Der Präsentation des neuen Masterplans für Belgrad 1972 wohnte Josip Broz Tito mit Frau Jovanka im Großen Saal im Stadtbauplanungsamt in Belgrad bei. Neben Tito sitzend, Branko Pešić. Am Masterplan hatten 250 Experten, darunter amerikanische Stadt- und Verkehrsplaner, mitgewirkt.

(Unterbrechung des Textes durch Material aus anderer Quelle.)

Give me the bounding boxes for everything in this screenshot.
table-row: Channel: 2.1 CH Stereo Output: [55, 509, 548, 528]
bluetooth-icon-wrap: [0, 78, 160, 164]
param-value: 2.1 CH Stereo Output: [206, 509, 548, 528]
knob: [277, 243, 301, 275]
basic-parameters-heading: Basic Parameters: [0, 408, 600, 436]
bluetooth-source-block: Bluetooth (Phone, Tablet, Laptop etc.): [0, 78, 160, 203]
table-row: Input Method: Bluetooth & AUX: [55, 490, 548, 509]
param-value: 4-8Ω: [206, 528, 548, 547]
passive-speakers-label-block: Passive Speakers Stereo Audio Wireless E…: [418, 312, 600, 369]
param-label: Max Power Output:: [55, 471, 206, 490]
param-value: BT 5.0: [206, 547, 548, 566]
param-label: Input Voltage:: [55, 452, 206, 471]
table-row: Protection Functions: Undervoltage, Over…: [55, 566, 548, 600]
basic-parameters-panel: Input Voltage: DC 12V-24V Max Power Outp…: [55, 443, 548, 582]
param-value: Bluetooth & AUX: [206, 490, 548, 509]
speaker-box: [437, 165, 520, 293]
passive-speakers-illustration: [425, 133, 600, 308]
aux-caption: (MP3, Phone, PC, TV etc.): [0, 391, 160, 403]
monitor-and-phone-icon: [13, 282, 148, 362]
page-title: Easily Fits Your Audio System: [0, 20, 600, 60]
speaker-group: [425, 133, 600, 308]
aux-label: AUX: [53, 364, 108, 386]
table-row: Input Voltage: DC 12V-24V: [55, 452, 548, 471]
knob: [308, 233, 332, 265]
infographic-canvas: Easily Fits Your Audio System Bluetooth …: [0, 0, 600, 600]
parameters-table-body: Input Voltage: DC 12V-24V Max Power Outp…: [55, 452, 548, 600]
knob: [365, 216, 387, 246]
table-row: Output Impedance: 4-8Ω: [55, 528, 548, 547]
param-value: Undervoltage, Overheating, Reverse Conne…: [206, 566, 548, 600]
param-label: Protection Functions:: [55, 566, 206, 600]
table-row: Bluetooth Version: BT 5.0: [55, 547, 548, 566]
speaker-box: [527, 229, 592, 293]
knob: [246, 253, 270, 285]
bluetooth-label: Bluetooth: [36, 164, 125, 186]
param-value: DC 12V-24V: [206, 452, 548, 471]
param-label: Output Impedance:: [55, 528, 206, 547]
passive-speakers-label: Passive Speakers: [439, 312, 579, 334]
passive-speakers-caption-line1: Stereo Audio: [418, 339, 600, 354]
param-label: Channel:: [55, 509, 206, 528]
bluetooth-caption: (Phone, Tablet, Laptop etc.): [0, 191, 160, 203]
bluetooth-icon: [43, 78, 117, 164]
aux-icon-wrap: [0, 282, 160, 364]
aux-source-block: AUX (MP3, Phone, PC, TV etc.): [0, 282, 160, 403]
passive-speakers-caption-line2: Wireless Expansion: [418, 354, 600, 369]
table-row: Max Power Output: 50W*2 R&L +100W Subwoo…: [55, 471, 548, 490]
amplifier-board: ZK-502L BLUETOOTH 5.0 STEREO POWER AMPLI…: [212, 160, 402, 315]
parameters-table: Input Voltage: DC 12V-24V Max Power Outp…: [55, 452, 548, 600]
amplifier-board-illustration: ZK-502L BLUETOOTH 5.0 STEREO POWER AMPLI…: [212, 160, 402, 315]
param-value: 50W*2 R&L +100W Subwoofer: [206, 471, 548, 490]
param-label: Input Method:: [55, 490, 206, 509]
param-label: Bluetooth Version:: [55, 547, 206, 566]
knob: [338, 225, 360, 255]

Pešić war überzeugter Kommunist, hielt aber anders als die führenden Politiker der Nomenklatura keinen Abstand zum Volk. Er verblieb Zeit seines Lebens im großväterlichen Haus in Zemun und fuhr im eigenen Wagen zur Arbeit.[5] Seine Mutter verdiente Geld, indem sie Blumen auf dem Markt von Zemun verkaufte, wobei Pešić ihr häufig dabei half. Mit den politischen Kaderführern lag er oft im Streit, da ihm das Geld für die Projekte regelmäßig verweigert wurde und er oft mit listigen Methoden Budget für seine Vorhaben organisieren musste. Dabei stellte er sich bewusst hinter die Projekte seiner Ingenieure und Konstruktoren. Unter anderem wählte er von den beiden Plänen, die für die Autobahnkreuzung Mostar eingereicht wurden, das komplexere Modell mit vier Ebenen von Branislav Jovin, wobei er betonte, dass gleichzeitig für ihn und die Konstruktoren ein Richtplatz hergestellt werden solle, falls es nicht zu finanzieren wäre. Er war bekannt dafür, für die teuersten Infrastrukturprojekte in Belgrad geschickt seinen direkten Draht zu Tito zu nutzen. So konnte er staatliche Institutionen ausspielen, die ihm Geld verweigern konnten, nicht jedoch dem Staatspräsidenten.[6][7] Beim Bau der sechsspurigen Autobahn durch Belgrad fehlte ihm ein Teilstück auf der Autokommanda, das in Besitz der Armee stand. Diese wollte ihm keinen Landtausch anbieten, sondern wollte Geld, das die Stadt nicht hatte. Daraufhin intervenierte Pešić bei Tito, nachdem er ihn auf einer öffentlichen Veranstaltung ob seiner Förderung der Stadterneuerungsprojekte in höchsten und übertriebenen Tönen lobte. Tito ging hierauf ein und sorgte mit eigenhändiger Intervention dafür, dass die Volksarmee das Territorium, durch das Pešićs Autobahn laufen sollte, zu verlassen habe.[8] Pešićs ungeheures Talent, im Ausbau der Stadt die knappen Gelder aus Gremien der Bundesinstitutionen auszulösen, hat den Dichter Dušan Radović folgender Maßen im von vielen Persönlichkeiten der Kultur signierten Buch anlässlich Pešićs 50-jährigen Geburtstag charakterisiert:[9]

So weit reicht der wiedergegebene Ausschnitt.